Verschrikkelijke verliezen en een grote doorbraak van de Duitsers en de Oostenrijkers op het Italiaanse front bij Caporetto in oktober-november werpen snel een zware schaduw over de kleine Franse successen. Maar de bolsjewieken zorgen voor de grootste schok in het vertrouwen. Na de staatsgreep in Moskou van 7 november 1917 doet Lenin wat hij altijd beloofd heeft: hij laat het Russische leger uit de oorlog stappen. De Fransen beseffen dat de instorting van het oostfront de Duitsers de kans zal geven om nu een massale aanval op het westen in te zetten. Het wordt tijd om zich opnieuw schrap te zetten en de gelederen te sluiten. Maar de Franse regering is in het moeilijke jaar 1917 van de ene naar de andere crisis gesukkeld. Paul Painlevé is al de derde premier in 6 maanden tijd. Wanneer bekend raakt dat hij steun heeft verleend aan een poging om met de Duitsers een gesprek over vredesvoorwaarden te beginnen, moet ook hij inpakken.
Nu slaat het uur van de ‘tijger’. Georges Clemenceau is al 76 jaar wanneer hij op 15 november 1917 opnieuw premier wordt. Hij is dat ook al geweest van 1906 tot 1909. De Franse arbeiders hebben gemengde herinneringen aan deze vurige, ‘linkse’ radicale republikein. Zijn bijnaam dankt hij onder meer aan de ijzeren greep waarmee hij een einde placht te maken aan stakingen. Hij heeft eveneens de werkdag van 10 uur ingevoerd, de vakbonden meer armslag gegeven en de politie hervormd. De tijger staat voor nog veel meer. In de Dreyfus-affaire is hij een van de grootste verdedigers van de valselijk beschuldigde joodse officier. Clemenceau is de onvermoeibare bewaker van de waarden van de Republiek, de luidste en zwaarste stem in de Senaat, die ook een eigen krant heeft om zijn meningen te ventileren: L’Homme Libre. Wanneer hij last krijgt met de censuur verandert hij de titel provocerend in L’Homme Enchaîné. Als Clemenceau in de Senaat spreekt beven de ministers op hun stoel.

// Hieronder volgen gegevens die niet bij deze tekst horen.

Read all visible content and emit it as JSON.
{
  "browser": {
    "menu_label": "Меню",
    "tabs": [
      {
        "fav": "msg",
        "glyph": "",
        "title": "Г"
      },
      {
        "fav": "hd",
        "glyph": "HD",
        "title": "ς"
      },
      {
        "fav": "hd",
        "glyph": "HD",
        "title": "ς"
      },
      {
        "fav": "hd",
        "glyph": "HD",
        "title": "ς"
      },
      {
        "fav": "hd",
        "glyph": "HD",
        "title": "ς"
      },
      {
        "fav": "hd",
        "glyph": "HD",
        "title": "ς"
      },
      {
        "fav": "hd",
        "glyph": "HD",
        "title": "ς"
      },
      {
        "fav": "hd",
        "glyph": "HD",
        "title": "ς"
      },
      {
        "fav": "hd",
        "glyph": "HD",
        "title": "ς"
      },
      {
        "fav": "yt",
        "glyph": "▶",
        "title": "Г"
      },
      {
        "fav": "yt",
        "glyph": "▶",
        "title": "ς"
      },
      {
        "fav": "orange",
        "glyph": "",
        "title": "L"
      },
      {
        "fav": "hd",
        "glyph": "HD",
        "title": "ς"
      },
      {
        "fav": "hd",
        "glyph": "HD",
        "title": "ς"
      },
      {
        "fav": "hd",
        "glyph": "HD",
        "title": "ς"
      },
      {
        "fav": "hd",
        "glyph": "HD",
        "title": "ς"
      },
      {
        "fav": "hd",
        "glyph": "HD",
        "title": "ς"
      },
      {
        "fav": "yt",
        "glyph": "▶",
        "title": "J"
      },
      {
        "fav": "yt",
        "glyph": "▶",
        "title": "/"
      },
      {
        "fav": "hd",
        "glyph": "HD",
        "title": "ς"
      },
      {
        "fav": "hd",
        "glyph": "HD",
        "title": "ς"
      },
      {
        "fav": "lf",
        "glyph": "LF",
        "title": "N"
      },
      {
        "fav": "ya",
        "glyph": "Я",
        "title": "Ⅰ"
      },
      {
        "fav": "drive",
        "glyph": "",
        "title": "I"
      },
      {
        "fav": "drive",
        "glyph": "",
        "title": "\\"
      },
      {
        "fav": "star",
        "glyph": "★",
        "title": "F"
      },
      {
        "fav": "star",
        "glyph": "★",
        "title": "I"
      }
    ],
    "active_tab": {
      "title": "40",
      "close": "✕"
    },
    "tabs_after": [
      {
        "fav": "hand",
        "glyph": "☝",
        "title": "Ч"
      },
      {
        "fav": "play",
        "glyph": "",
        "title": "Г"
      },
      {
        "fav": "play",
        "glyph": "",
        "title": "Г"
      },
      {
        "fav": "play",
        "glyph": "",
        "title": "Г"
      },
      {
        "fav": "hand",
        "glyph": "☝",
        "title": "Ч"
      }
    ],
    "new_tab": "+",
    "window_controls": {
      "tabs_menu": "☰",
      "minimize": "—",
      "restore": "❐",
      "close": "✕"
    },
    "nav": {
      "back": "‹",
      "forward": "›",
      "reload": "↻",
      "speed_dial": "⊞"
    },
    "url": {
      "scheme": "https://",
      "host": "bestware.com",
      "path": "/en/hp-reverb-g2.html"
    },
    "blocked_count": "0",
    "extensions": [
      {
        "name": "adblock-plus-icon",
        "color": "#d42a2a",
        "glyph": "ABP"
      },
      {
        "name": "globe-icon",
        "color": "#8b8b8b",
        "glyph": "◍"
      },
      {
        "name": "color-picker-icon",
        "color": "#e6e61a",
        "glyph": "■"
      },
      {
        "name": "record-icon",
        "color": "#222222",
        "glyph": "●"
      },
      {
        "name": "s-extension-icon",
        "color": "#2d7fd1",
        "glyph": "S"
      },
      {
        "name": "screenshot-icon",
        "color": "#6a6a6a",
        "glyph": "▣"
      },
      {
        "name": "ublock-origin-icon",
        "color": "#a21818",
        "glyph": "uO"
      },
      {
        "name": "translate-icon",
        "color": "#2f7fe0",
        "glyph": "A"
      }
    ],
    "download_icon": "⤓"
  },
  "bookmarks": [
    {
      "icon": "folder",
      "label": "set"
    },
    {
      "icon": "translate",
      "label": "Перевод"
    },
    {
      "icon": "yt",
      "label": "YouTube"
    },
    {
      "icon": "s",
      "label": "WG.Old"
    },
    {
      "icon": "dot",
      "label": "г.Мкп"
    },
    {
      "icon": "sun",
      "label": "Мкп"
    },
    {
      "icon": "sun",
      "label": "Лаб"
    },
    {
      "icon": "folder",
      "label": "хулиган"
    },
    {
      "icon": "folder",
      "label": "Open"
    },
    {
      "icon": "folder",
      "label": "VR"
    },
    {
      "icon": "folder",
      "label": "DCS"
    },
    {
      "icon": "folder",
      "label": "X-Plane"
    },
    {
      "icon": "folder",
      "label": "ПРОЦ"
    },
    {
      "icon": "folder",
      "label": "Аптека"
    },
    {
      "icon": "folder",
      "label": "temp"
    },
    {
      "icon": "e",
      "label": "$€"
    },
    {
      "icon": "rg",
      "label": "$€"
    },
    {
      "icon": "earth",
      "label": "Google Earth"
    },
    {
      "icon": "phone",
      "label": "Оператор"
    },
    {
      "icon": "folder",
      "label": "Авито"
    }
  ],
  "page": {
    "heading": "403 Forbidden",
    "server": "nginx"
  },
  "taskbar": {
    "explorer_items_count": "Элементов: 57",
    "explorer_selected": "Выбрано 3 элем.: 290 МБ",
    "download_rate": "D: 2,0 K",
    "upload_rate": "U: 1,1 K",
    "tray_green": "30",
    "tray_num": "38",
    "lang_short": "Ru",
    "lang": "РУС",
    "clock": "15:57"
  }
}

In augustus 1914 heeft Clemenceau een ministerpost geweigerd. Hij vindt dat de regering Viviani te zwak is om het land in crisistijd te leiden. De tijger is een jusqu’au boutiste: Frankrijk heeft geen andere keuze dan de oorlog te winnen en moet daar alles voor opofferen, behalve de Republiek zelf. De burgers en niet de militairen moeten de leiding in handen houden. Voor de politieke godsvrede onder de Union Sacrée heeft Clemenceau maar een beperkt respect. Als voorzitter van senaatscommissies die zich met het leger en met buitenlandse zaken bezighouden, zit hij de regering voortdurend op de hielen. In juli 1917 voert hij, in een publieke zitting, een frontale aanval uit op Louis-Jean Malvy, de minister van Binnenlandse Zaken, die hij er van beschuldigt steun te verlenen aan het pacifisme door de krant Le Bonnet Rouge te subsidiëren. Wanneer ook premier Painlevé in verband wordt gebracht met vredesvoorstellen, ruikt de tijger bloedt. Hij maakt zijn prooi snel af.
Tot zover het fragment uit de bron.